River Road/Monument Street
In the first instance, developer David Valchuis is seeking approval for demolition of an existing house and barn to make way for construction of a new home, septic system and associated grading. One complication is the fact that the town line runs smack through the house, but since the front door opens into Concord, it is assigned a Concord address on Monument Street. However, two commissions share jurisdiction over certain wetland issues.
Stamski and McNary engineer Ron Ferrignolo noted that the new septic system would reside outside the wetland buffer zone in Carlisle, but the leaching field is in Concord. Although the house is 27 feet from the resource area at its closest point, the haybale line is shown within five feet of the wetland, a matter of concern to the commission. There is also a small pond on the property with an emergency spillway, and chair Chris Kavalauskas indicated she wants to confirm the wetland delineations as presented by David Crossman of B & C Associates.
The commission agreed that issues to be deliberated by the Concord Natural Resources Commission could also affect Carlisle.

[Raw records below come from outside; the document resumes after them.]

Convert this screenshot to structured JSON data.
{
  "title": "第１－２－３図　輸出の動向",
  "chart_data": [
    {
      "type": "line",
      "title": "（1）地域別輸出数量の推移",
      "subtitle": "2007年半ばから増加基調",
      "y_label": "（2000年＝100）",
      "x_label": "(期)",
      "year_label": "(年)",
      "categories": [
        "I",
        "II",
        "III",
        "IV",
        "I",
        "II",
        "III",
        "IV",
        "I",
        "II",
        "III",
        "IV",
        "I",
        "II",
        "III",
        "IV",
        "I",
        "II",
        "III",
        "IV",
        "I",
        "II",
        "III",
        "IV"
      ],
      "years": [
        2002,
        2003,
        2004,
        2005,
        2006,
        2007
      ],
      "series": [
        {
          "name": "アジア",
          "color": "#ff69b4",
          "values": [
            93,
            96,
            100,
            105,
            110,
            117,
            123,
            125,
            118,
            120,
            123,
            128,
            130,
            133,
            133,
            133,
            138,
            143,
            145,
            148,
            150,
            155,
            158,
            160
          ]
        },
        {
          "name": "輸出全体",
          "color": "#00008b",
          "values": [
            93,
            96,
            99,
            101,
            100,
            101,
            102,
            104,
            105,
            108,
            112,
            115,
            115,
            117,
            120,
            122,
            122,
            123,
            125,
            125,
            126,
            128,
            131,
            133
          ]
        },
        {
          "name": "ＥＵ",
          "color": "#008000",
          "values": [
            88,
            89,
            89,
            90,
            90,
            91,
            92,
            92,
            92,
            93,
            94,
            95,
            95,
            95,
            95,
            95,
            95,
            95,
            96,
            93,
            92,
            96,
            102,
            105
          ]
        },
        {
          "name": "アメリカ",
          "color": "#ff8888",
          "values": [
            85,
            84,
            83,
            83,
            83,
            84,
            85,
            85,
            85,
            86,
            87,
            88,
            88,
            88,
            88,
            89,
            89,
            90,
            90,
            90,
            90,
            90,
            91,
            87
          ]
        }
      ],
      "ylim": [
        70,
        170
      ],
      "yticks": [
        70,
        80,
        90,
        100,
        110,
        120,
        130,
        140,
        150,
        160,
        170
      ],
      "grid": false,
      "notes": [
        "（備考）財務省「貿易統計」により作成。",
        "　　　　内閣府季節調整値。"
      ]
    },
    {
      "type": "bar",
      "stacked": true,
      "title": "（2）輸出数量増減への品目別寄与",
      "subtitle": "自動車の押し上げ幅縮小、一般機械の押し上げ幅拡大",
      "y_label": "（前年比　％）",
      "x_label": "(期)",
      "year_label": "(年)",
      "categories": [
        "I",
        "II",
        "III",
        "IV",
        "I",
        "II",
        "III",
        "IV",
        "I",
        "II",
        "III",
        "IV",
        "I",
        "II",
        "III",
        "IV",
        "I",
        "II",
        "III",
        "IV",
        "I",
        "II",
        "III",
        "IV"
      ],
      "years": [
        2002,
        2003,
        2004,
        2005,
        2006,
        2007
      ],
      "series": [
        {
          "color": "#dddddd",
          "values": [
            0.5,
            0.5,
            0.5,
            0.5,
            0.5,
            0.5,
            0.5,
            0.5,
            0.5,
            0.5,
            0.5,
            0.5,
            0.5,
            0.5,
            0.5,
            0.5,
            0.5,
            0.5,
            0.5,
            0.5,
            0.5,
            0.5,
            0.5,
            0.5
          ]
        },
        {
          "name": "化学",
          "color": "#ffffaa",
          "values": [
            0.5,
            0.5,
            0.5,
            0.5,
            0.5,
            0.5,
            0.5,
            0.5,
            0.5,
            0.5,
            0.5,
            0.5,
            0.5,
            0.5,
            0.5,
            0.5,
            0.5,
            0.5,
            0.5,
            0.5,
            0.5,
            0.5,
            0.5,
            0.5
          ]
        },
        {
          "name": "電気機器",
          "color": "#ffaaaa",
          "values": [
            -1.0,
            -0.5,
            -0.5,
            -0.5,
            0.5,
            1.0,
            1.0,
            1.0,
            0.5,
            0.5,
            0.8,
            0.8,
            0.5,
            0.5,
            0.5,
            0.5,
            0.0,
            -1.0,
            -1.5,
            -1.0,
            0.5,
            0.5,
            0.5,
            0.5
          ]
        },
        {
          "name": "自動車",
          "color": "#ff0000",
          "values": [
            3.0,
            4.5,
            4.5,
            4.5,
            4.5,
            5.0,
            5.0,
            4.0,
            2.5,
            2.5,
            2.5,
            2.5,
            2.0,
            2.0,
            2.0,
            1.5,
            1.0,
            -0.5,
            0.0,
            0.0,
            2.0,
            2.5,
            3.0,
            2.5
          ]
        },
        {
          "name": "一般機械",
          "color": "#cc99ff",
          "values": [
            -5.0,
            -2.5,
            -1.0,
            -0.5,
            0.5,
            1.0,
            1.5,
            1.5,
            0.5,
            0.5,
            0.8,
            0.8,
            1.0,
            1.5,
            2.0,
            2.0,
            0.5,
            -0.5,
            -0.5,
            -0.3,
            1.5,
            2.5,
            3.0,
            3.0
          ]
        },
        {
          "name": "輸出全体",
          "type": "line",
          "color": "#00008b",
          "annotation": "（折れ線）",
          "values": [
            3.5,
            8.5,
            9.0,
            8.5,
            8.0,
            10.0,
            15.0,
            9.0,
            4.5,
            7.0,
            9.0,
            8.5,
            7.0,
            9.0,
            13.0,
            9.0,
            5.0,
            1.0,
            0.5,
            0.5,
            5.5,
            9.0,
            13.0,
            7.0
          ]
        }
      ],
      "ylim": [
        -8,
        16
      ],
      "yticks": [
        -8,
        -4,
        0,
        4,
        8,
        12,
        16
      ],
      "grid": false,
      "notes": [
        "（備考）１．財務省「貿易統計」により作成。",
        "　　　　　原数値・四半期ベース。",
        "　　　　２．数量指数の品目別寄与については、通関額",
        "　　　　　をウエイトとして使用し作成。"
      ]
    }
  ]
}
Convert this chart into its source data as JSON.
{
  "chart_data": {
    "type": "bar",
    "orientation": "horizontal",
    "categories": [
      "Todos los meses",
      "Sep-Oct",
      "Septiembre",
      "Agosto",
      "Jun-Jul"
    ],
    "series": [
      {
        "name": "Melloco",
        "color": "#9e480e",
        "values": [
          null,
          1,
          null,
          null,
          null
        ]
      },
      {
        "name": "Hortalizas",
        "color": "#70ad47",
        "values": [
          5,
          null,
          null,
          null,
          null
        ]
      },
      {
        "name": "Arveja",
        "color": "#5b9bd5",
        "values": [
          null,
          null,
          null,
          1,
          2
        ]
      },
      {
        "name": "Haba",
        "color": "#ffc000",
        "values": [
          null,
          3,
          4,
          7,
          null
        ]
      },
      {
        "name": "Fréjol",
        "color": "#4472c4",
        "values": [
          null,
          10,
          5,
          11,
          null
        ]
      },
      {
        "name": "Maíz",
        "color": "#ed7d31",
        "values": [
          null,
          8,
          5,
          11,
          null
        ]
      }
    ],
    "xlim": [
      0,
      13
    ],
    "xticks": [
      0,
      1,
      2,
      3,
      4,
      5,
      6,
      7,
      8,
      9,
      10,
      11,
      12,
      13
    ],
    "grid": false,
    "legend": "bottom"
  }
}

The last time there was activity on the property, the two boards conducted a joint site walk, a distinct possibility this time around. Therefore, the hearing was continued until such time as the Concord commission opens its deliberations.
Off East Street
The Field Crest hearing was a continuation from the August 1 meeting in which Crossman was asked to re-flag part of the wetland boundary and revise specifications for a replication area. Engineer Drew Garvin described the revised replication plans that call for 6,300 square feet of wetland replacement for the 4,700 square feet of fill slated to be deposited in the wetland. Conservation administrator Sylvia Willard warned that "only clean fill is legal, and this requirement must be complied with."

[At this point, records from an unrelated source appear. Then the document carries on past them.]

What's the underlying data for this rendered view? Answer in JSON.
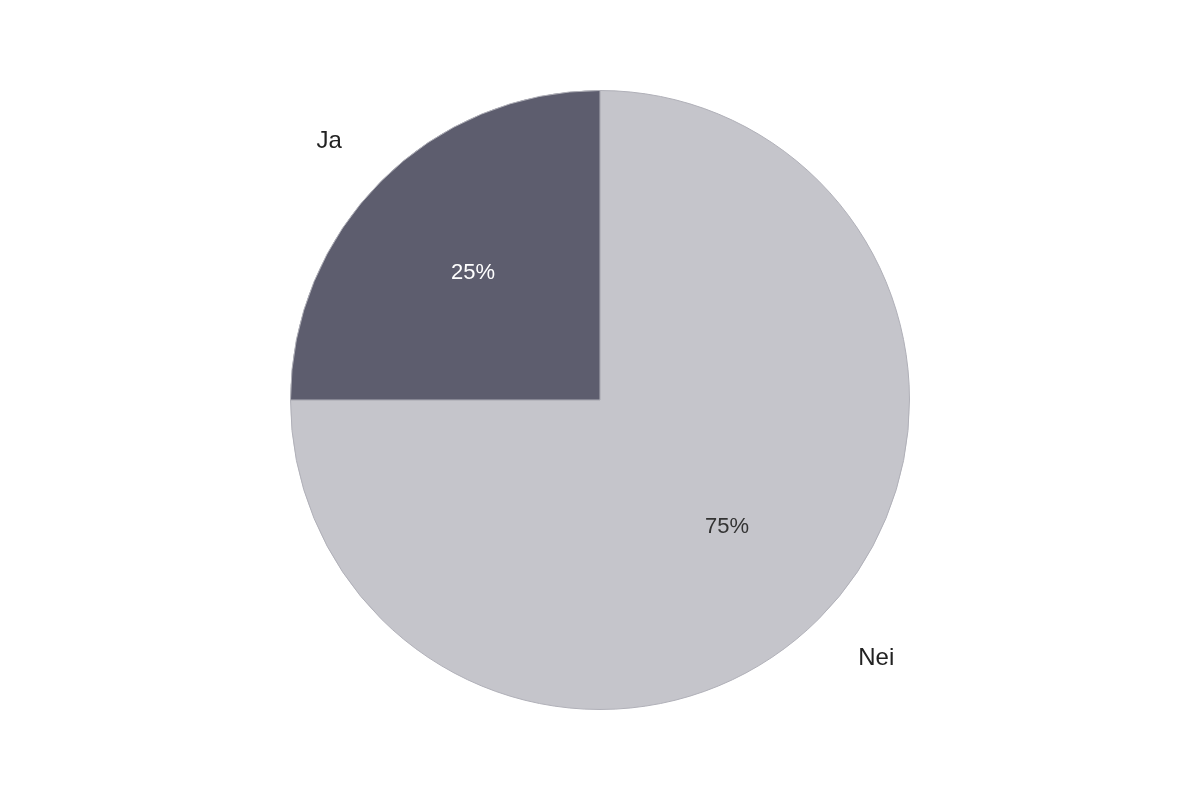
{
  "chart_data": {
    "type": "pie",
    "categories": [
      "Nei",
      "Ja"
    ],
    "values": [
      75,
      25
    ],
    "value_labels": [
      "75%",
      "25%"
    ],
    "colors": [
      "#c5c5cb",
      "#5d5d6e"
    ],
    "data_labels": true
  }
}
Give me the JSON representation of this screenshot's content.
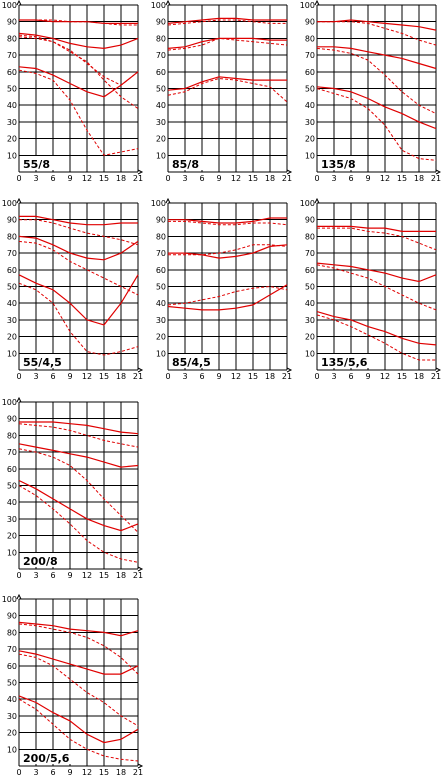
{
  "chart_data": [
    {
      "type": "line",
      "label": "55/8",
      "x": [
        0,
        3,
        6,
        9,
        12,
        15,
        18,
        21
      ],
      "ylim": [
        0,
        100
      ],
      "series": [
        {
          "style": "solid",
          "values": [
            91,
            91,
            90,
            90,
            90,
            89,
            89,
            89
          ]
        },
        {
          "style": "dashed",
          "values": [
            91,
            91,
            91,
            90,
            90,
            89,
            88,
            88
          ]
        },
        {
          "style": "solid",
          "values": [
            83,
            82,
            80,
            77,
            75,
            74,
            76,
            80
          ]
        },
        {
          "style": "dashed",
          "values": [
            82,
            81,
            78,
            73,
            65,
            57,
            52,
            60
          ]
        },
        {
          "style": "solid",
          "values": [
            63,
            62,
            58,
            53,
            48,
            45,
            52,
            60
          ]
        },
        {
          "style": "dashed",
          "values": [
            61,
            59,
            55,
            43,
            25,
            10,
            12,
            14
          ]
        },
        {
          "style": "dashed",
          "values": [
            81,
            80,
            78,
            72,
            66,
            55,
            45,
            38
          ]
        }
      ]
    },
    {
      "type": "line",
      "label": "85/8",
      "x": [
        0,
        3,
        6,
        9,
        12,
        15,
        18,
        21
      ],
      "ylim": [
        0,
        100
      ],
      "series": [
        {
          "style": "solid",
          "values": [
            89,
            90,
            91,
            92,
            92,
            91,
            91,
            91
          ]
        },
        {
          "style": "dashed",
          "values": [
            88,
            89,
            90,
            91,
            91,
            90,
            89,
            89
          ]
        },
        {
          "style": "solid",
          "values": [
            74,
            75,
            78,
            80,
            80,
            80,
            79,
            79
          ]
        },
        {
          "style": "dashed",
          "values": [
            73,
            74,
            76,
            80,
            79,
            78,
            77,
            76
          ]
        },
        {
          "style": "solid",
          "values": [
            49,
            50,
            54,
            57,
            56,
            55,
            55,
            55
          ]
        },
        {
          "style": "dashed",
          "values": [
            46,
            48,
            53,
            56,
            55,
            53,
            51,
            42
          ]
        }
      ]
    },
    {
      "type": "line",
      "label": "135/8",
      "x": [
        0,
        3,
        6,
        9,
        12,
        15,
        18,
        21
      ],
      "ylim": [
        0,
        100
      ],
      "series": [
        {
          "style": "solid",
          "values": [
            90,
            90,
            91,
            90,
            89,
            88,
            87,
            85
          ]
        },
        {
          "style": "dashed",
          "values": [
            90,
            90,
            90,
            89,
            86,
            83,
            79,
            76
          ]
        },
        {
          "style": "solid",
          "values": [
            75,
            75,
            74,
            72,
            70,
            68,
            65,
            62
          ]
        },
        {
          "style": "dashed",
          "values": [
            74,
            73,
            71,
            67,
            58,
            48,
            40,
            35
          ]
        },
        {
          "style": "solid",
          "values": [
            51,
            50,
            48,
            44,
            39,
            35,
            30,
            26
          ]
        },
        {
          "style": "dashed",
          "values": [
            50,
            47,
            44,
            38,
            28,
            13,
            8,
            7
          ]
        }
      ]
    },
    {
      "type": "line",
      "label": "55/4,5",
      "x": [
        0,
        3,
        6,
        9,
        12,
        15,
        18,
        21
      ],
      "ylim": [
        0,
        100
      ],
      "series": [
        {
          "style": "solid",
          "values": [
            92,
            92,
            90,
            88,
            87,
            87,
            88,
            88
          ]
        },
        {
          "style": "dashed",
          "values": [
            90,
            90,
            88,
            85,
            82,
            80,
            78,
            75
          ]
        },
        {
          "style": "solid",
          "values": [
            80,
            79,
            75,
            70,
            67,
            66,
            70,
            77
          ]
        },
        {
          "style": "dashed",
          "values": [
            77,
            76,
            72,
            65,
            60,
            55,
            50,
            45
          ]
        },
        {
          "style": "solid",
          "values": [
            57,
            52,
            48,
            40,
            30,
            27,
            40,
            57
          ]
        },
        {
          "style": "dashed",
          "values": [
            52,
            48,
            40,
            23,
            11,
            9,
            11,
            14
          ]
        }
      ]
    },
    {
      "type": "line",
      "label": "85/4,5",
      "x": [
        0,
        3,
        6,
        9,
        12,
        15,
        18,
        21
      ],
      "ylim": [
        0,
        100
      ],
      "series": [
        {
          "style": "solid",
          "values": [
            90,
            90,
            89,
            88,
            88,
            89,
            91,
            91
          ]
        },
        {
          "style": "dashed",
          "values": [
            89,
            89,
            88,
            87,
            87,
            88,
            88,
            87
          ]
        },
        {
          "style": "solid",
          "values": [
            70,
            70,
            69,
            67,
            68,
            70,
            74,
            75
          ]
        },
        {
          "style": "dashed",
          "values": [
            69,
            69,
            69,
            70,
            72,
            75,
            75,
            74
          ]
        },
        {
          "style": "solid",
          "values": [
            38,
            37,
            36,
            36,
            37,
            39,
            45,
            51
          ]
        },
        {
          "style": "dashed",
          "values": [
            39,
            40,
            42,
            44,
            47,
            49,
            50,
            48
          ]
        }
      ]
    },
    {
      "type": "line",
      "label": "135/5,6",
      "x": [
        0,
        3,
        6,
        9,
        12,
        15,
        18,
        21
      ],
      "ylim": [
        0,
        100
      ],
      "series": [
        {
          "style": "solid",
          "values": [
            86,
            86,
            86,
            85,
            85,
            83,
            83,
            83
          ]
        },
        {
          "style": "dashed",
          "values": [
            85,
            85,
            85,
            83,
            82,
            80,
            76,
            72
          ]
        },
        {
          "style": "solid",
          "values": [
            64,
            63,
            62,
            60,
            58,
            55,
            53,
            57
          ]
        },
        {
          "style": "dashed",
          "values": [
            63,
            61,
            58,
            55,
            50,
            45,
            40,
            36
          ]
        },
        {
          "style": "solid",
          "values": [
            35,
            32,
            30,
            26,
            23,
            19,
            16,
            15
          ]
        },
        {
          "style": "dashed",
          "values": [
            33,
            30,
            26,
            21,
            16,
            10,
            6,
            6
          ]
        }
      ]
    },
    {
      "type": "line",
      "label": "200/8",
      "x": [
        0,
        3,
        6,
        9,
        12,
        15,
        18,
        21
      ],
      "ylim": [
        0,
        100
      ],
      "series": [
        {
          "style": "solid",
          "values": [
            88,
            88,
            88,
            87,
            86,
            84,
            82,
            81
          ]
        },
        {
          "style": "dashed",
          "values": [
            87,
            86,
            85,
            83,
            80,
            77,
            75,
            73
          ]
        },
        {
          "style": "solid",
          "values": [
            75,
            73,
            71,
            69,
            67,
            64,
            61,
            62
          ]
        },
        {
          "style": "dashed",
          "values": [
            72,
            70,
            67,
            62,
            53,
            42,
            32,
            22
          ]
        },
        {
          "style": "solid",
          "values": [
            53,
            48,
            42,
            36,
            30,
            26,
            23,
            27
          ]
        },
        {
          "style": "dashed",
          "values": [
            50,
            44,
            36,
            27,
            17,
            10,
            6,
            4
          ]
        }
      ]
    },
    {
      "type": "line",
      "label": "200/5,6",
      "x": [
        0,
        3,
        6,
        9,
        12,
        15,
        18,
        21
      ],
      "ylim": [
        0,
        100
      ],
      "series": [
        {
          "style": "solid",
          "values": [
            86,
            85,
            84,
            82,
            81,
            80,
            78,
            81
          ]
        },
        {
          "style": "dashed",
          "values": [
            85,
            84,
            82,
            80,
            77,
            72,
            65,
            55
          ]
        },
        {
          "style": "solid",
          "values": [
            69,
            67,
            64,
            61,
            58,
            55,
            55,
            60
          ]
        },
        {
          "style": "dashed",
          "values": [
            67,
            65,
            60,
            52,
            44,
            38,
            30,
            24
          ]
        },
        {
          "style": "solid",
          "values": [
            42,
            38,
            32,
            27,
            19,
            14,
            16,
            22
          ]
        },
        {
          "style": "dashed",
          "values": [
            40,
            34,
            25,
            16,
            10,
            6,
            4,
            3
          ]
        }
      ]
    }
  ],
  "axis": {
    "x_ticks": [
      0,
      3,
      6,
      9,
      12,
      15,
      18,
      21
    ],
    "y_ticks": [
      10,
      20,
      30,
      40,
      50,
      60,
      70,
      80,
      90,
      100
    ]
  },
  "colors": {
    "series": "#e00000",
    "grid": "#000000",
    "background": "#ffffff"
  }
}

Kavalauskas asked if there were any way to reduce the large amount of fill (now within 300 square feet of the state limit). Willard and commissioner Roy Watson indicated uneasiness at the steepness of the slope off East Street and the resultant threat of sediment buildup.

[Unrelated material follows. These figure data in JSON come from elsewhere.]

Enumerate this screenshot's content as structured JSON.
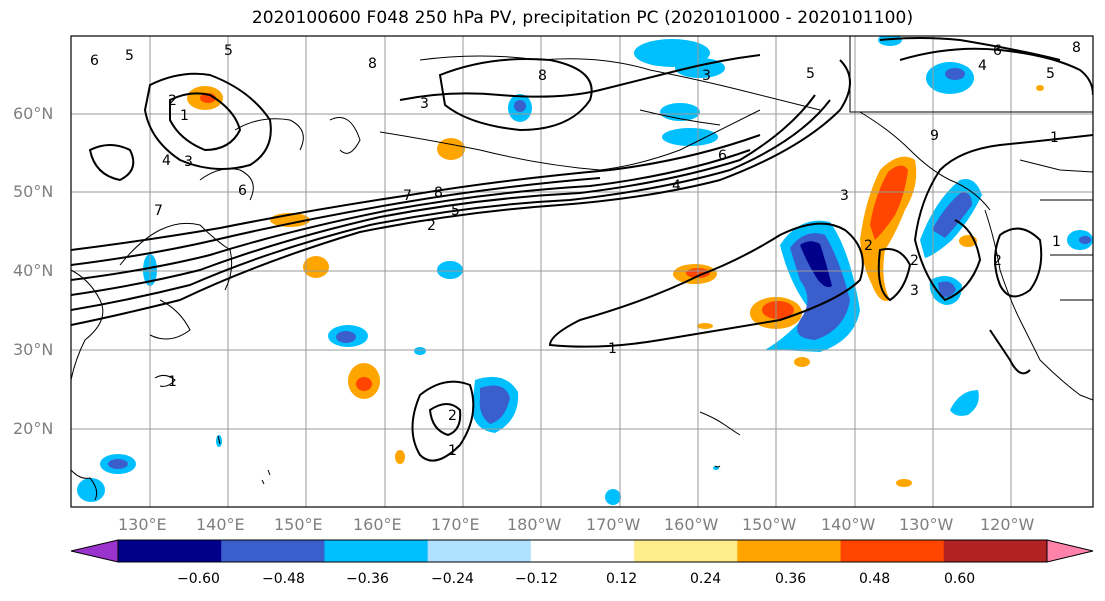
{
  "title": "2020100600 F048 250 hPa PV, precipitation PC (2020101000 - 2020101100)",
  "lat_labels": [
    "60°N",
    "50°N",
    "40°N",
    "30°N",
    "20°N"
  ],
  "lon_labels": [
    "130°E",
    "140°E",
    "150°E",
    "160°E",
    "170°E",
    "180°W",
    "170°W",
    "160°W",
    "150°W",
    "140°W",
    "130°W",
    "120°W"
  ],
  "colorbar": {
    "colors": [
      "#9a32cd",
      "#00008b",
      "#3a5fcd",
      "#00bfff",
      "#b0e2ff",
      "#ffffff",
      "#ffec8b",
      "#ffa500",
      "#ff4500",
      "#b22222",
      "#ff82ab"
    ],
    "tick_labels": [
      "−0.60",
      "−0.48",
      "−0.36",
      "−0.24",
      "−0.12",
      "0.12",
      "0.24",
      "0.36",
      "0.48",
      "0.60"
    ]
  },
  "contour_labels": [
    "5",
    "5",
    "6",
    "8",
    "3",
    "2",
    "1",
    "3",
    "4",
    "6",
    "7",
    "8",
    "2",
    "5",
    "1",
    "3",
    "4",
    "6",
    "5",
    "8",
    "7",
    "2",
    "1",
    "3",
    "2",
    "4",
    "1",
    "8",
    "9",
    "6",
    "5",
    "1",
    "2",
    "2",
    "3",
    "1"
  ]
}
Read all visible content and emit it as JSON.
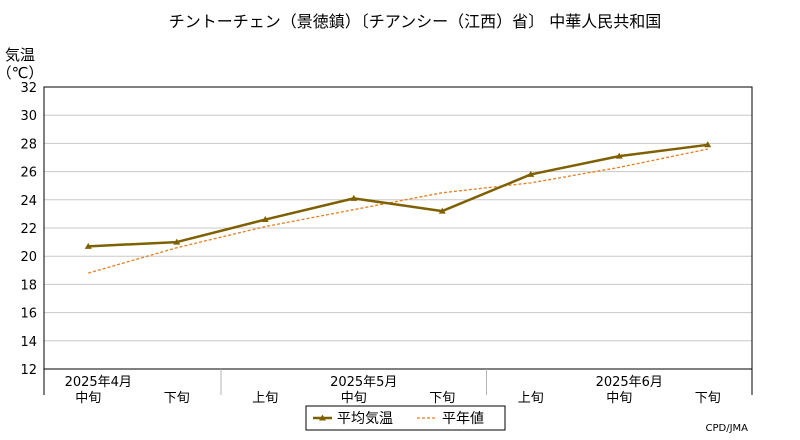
{
  "chart_data": {
    "type": "line",
    "title": "チントーチェン（景徳鎮）〔チアンシー（江西）省〕 中華人民共和国",
    "ylabel_line1": "気温",
    "ylabel_line2": "（℃）",
    "ylim": [
      12,
      32
    ],
    "yticks": [
      12,
      14,
      16,
      18,
      20,
      22,
      24,
      26,
      28,
      30,
      32
    ],
    "categories": [
      "中旬",
      "下旬",
      "上旬",
      "中旬",
      "下旬",
      "上旬",
      "中旬",
      "下旬"
    ],
    "month_labels": [
      {
        "label": "2025年4月",
        "index": 0
      },
      {
        "label": "2025年5月",
        "index": 3
      },
      {
        "label": "2025年6月",
        "index": 6
      }
    ],
    "series": [
      {
        "name": "平均気温",
        "color": "#7f6000",
        "style": "solid-triangle",
        "values": [
          20.7,
          21.0,
          22.6,
          24.1,
          23.2,
          25.8,
          27.1,
          27.9
        ]
      },
      {
        "name": "平年値",
        "color": "#e87d1e",
        "style": "dashed",
        "values": [
          18.8,
          20.6,
          22.1,
          23.3,
          24.5,
          25.2,
          26.3,
          27.6
        ]
      }
    ],
    "grid": true,
    "legend_position": "bottom-center"
  },
  "credit": "CPD/JMA"
}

Turning to another concern, Kavalauskas asked about the planting plan for the replication area. Crossman agreed to supply one "roughly along the lines of the original submission." Still unsatisfied, Kavalauskas continued, "I want to make sure that you put in only native species and non-invasives." Smiling, Crossman promised, "No poison ivy, no buckthorn and no loostrife."
Commissioner Tom Brownrigg observed that he had been uncomfortable with the original filing which had later become invalid due to a boundary change. The August 1 Notice of Intent, he felt, was "not quite honest" when it was presented as a new plan, which it really wasn't. He, therefore, indicated some reluctance to approve. At the recommendation of Kavalauskas, the commission voted to make another site visit at 6 p.m. on August 28.
A final submission was a Request for Determination of Applicability from home owner Simon Platt. He was informed that he would not need to provide a Notice of Intent for landscaping and minor alterations to his driveway and patio. The only conditions were that he use native plantings and not stockpile grading materials in the buffer zone.